The Friday Times in Lahore has come under cyberattack. Earlier Friday, its website could not be accessed.
Najam Sethi, the paper’s editor, told CPJ that someone has “launched an attack on the websites of both The Friday Times and Vanguard Books [the book publishing and distribution company that owns the Times]. A tsunami of killer spams and log-ins have clogged the sites and blocked them.”
Sethi and Jugnu Mohsin, the Times‘ publisher, have been under threat — as he puts it, “from state and non-state actors” — for years. The earliest mention on CPJ.org I can find of their travails is from May, 1999, when Sethi was beaten and arrested in his home by intelligence service agents under Prime Minister Nawaz Sharif.
Most recently, things began to deteriorate after May 2 last year, when Sethi became critical of the military establishment’s “complicity or incompetence” in the Osama bin Laden affair.
This is the first time the paper’s website has come under attack. But, Sethi says, “One of our staff had received a warning three months ago telling them to ‘advise me’ to desist from criticizing the establishment.” Sethi also points out that Vanguard is the Pakistani publisher of books by Hussain Haqqani, Ahmed Rashid, and Steve Cohen, most of them in English and Urdu, all of them critical of the military establishment.
Why an attack now? The last few issues of the paper have carried some hard-hitting editorials and articles on the role of the military and the Inter-Services Intelligence Directorate in politics and foreign policy.

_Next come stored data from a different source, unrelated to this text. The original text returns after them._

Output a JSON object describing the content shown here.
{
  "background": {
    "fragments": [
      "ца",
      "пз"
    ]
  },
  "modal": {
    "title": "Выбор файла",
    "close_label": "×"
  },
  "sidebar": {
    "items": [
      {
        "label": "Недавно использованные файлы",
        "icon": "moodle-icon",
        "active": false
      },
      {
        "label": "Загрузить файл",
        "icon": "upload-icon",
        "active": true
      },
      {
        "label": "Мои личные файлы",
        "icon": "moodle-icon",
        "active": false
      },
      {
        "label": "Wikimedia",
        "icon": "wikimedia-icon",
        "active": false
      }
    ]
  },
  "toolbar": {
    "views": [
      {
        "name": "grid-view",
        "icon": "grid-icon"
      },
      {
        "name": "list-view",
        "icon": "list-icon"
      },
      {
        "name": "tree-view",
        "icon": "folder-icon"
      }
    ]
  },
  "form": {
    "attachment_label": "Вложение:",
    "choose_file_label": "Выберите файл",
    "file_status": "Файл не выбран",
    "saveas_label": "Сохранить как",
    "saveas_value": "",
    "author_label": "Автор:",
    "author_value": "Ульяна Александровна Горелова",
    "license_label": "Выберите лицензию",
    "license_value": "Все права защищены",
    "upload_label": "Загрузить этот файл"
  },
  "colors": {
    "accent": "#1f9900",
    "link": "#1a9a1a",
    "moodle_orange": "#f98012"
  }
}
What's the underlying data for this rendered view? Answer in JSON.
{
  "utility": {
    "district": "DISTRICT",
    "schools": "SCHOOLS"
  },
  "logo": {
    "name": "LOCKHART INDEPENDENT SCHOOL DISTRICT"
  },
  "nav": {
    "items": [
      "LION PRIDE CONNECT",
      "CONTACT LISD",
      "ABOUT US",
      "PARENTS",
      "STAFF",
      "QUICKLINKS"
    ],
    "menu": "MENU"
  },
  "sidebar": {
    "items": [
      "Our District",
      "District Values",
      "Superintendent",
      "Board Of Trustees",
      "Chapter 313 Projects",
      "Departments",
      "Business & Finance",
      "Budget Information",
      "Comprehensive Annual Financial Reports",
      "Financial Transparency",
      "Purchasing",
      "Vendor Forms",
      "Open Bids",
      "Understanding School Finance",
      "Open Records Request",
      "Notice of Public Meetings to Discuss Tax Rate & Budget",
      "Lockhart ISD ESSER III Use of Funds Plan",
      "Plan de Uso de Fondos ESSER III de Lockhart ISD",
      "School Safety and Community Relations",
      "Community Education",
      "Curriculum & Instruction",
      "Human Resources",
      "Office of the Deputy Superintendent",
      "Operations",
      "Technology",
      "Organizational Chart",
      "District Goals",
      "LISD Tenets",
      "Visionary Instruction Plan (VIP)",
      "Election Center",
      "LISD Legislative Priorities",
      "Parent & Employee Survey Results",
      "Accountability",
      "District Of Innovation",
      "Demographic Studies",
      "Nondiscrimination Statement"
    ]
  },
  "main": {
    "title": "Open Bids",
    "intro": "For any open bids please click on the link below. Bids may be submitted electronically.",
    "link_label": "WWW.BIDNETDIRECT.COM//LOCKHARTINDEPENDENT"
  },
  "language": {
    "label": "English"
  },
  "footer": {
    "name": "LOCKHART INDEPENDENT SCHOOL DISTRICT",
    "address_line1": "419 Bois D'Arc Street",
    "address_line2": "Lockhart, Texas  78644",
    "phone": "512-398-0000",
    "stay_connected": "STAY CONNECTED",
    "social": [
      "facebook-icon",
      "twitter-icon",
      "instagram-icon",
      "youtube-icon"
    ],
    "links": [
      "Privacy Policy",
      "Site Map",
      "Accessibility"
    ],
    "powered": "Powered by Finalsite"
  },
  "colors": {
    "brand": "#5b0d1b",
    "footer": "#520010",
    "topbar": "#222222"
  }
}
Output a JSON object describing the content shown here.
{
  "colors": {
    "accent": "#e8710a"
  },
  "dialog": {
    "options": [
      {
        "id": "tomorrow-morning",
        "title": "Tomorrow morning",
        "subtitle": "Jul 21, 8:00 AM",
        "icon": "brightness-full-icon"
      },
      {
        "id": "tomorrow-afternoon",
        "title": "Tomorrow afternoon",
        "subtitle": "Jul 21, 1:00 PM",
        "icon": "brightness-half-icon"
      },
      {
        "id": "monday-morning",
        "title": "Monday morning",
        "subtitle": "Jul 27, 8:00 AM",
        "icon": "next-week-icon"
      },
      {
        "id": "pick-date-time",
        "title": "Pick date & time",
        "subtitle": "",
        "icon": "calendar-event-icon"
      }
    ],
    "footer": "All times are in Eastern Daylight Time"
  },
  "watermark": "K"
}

The current issue, which came out late last night, was also tough, Sethi said. “I can only presume that my recent TV programs and Friday Times editorials coupled with some articles by others which have been critical of the national security establishment of Pakistan have provoked this attack,” Sethi said in an email exchange.
Such denial-of-service attacks are relatively new to Pakistan’s Internet. What’s more common has been what Danny O’Brien, CPJ’s Internet advocacy coordinator, calls “arbitrary and secretive censorship of online journalism sites.” This week, Pakistan’s High Court of Sindh at Karachi ruled that such censorship was “in violation of Pakistan’s constitutional protections for due process and free expression,” as Danny reported yesterday. The ruling derailed plans by the Pakistan Telecommunications Authority to install a massive website blacklisting system.